Platt introduced 47 newly appointed missionaries approved by IMB trustees during their June 11 meeting in Dallas. The celebration also recognized 32 journeymen — recent college graduates who will serve internationally as fulltime, fully funded church planters for two to three years.
All are going to “people and places where the Gospel has not yet gone,” Platt said.
Every church has a role
The celebration emphasized the importance of the local church in identifying, nurturing and supporting missionaries. Platt introduced a new resource for churches: “Foundations,” a magazine-style summary of the biblical and theological foundations of what the IMB does around the world.
Platt underscored the cooperative nature of Southern Baptists’ global evangelistic efforts. “We have given together all year long. By God’s grace through you, the IMB is on firm financial ground, so tonight we’re going to pray together and we’re going to send together,” he said.
The new missionaries together with local church representatives entered the hall to the beating of African drums, which heightened the excitement and anticipation of the evening. Meghan, a journeyman to Southeast Asia whose last name wasn’t used, opened the service with her story.

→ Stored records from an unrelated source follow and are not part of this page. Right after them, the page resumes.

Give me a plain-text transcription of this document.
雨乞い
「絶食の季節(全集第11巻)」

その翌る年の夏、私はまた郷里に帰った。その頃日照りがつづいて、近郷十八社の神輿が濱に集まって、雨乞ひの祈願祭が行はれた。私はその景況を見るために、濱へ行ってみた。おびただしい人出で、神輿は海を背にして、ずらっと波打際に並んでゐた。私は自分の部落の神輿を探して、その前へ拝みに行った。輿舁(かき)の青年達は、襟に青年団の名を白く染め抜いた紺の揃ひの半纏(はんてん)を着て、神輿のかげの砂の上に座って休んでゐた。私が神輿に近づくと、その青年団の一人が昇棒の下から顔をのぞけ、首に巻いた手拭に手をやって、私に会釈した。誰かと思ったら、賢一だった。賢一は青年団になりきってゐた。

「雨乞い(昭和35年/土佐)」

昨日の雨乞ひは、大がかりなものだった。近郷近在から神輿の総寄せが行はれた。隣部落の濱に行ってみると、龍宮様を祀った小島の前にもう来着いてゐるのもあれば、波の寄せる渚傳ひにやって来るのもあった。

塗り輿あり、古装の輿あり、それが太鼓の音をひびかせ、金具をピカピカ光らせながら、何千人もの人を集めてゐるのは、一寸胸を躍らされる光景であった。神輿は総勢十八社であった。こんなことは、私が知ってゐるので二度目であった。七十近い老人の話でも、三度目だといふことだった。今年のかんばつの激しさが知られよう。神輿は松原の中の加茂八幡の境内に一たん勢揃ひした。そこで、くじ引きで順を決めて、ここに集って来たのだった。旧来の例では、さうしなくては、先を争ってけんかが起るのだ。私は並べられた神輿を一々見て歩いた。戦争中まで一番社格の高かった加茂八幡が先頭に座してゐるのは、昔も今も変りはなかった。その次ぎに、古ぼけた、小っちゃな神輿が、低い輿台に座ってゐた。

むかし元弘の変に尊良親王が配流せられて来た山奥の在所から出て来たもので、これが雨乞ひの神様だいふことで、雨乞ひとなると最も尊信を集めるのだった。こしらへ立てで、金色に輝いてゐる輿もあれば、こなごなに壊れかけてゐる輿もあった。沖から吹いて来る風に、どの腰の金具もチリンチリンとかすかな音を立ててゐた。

Meghan said, “The stories we tell you are glimpses into how our churches played their role in our call to missions. I’m from a small church of 100 people, and I’m the first missionary we’ve sent out in 60 years.”
The 79 new workers represent both large and small churches in large cities and small towns in the United States and abroad.
Fiodor and Galina Baraniuk, newly appointed missionaries to Europe, grew up in the former Soviet Union where life was “difficult for Christians,” Galina said. The two came to faith in Christ at a young age in the Soviet Union and later moved to the United States. They are being sent by Meadow Brook Baptist Church in Byhalia, Miss.
“Through our church, God moved our hearts for European people,” Galina said.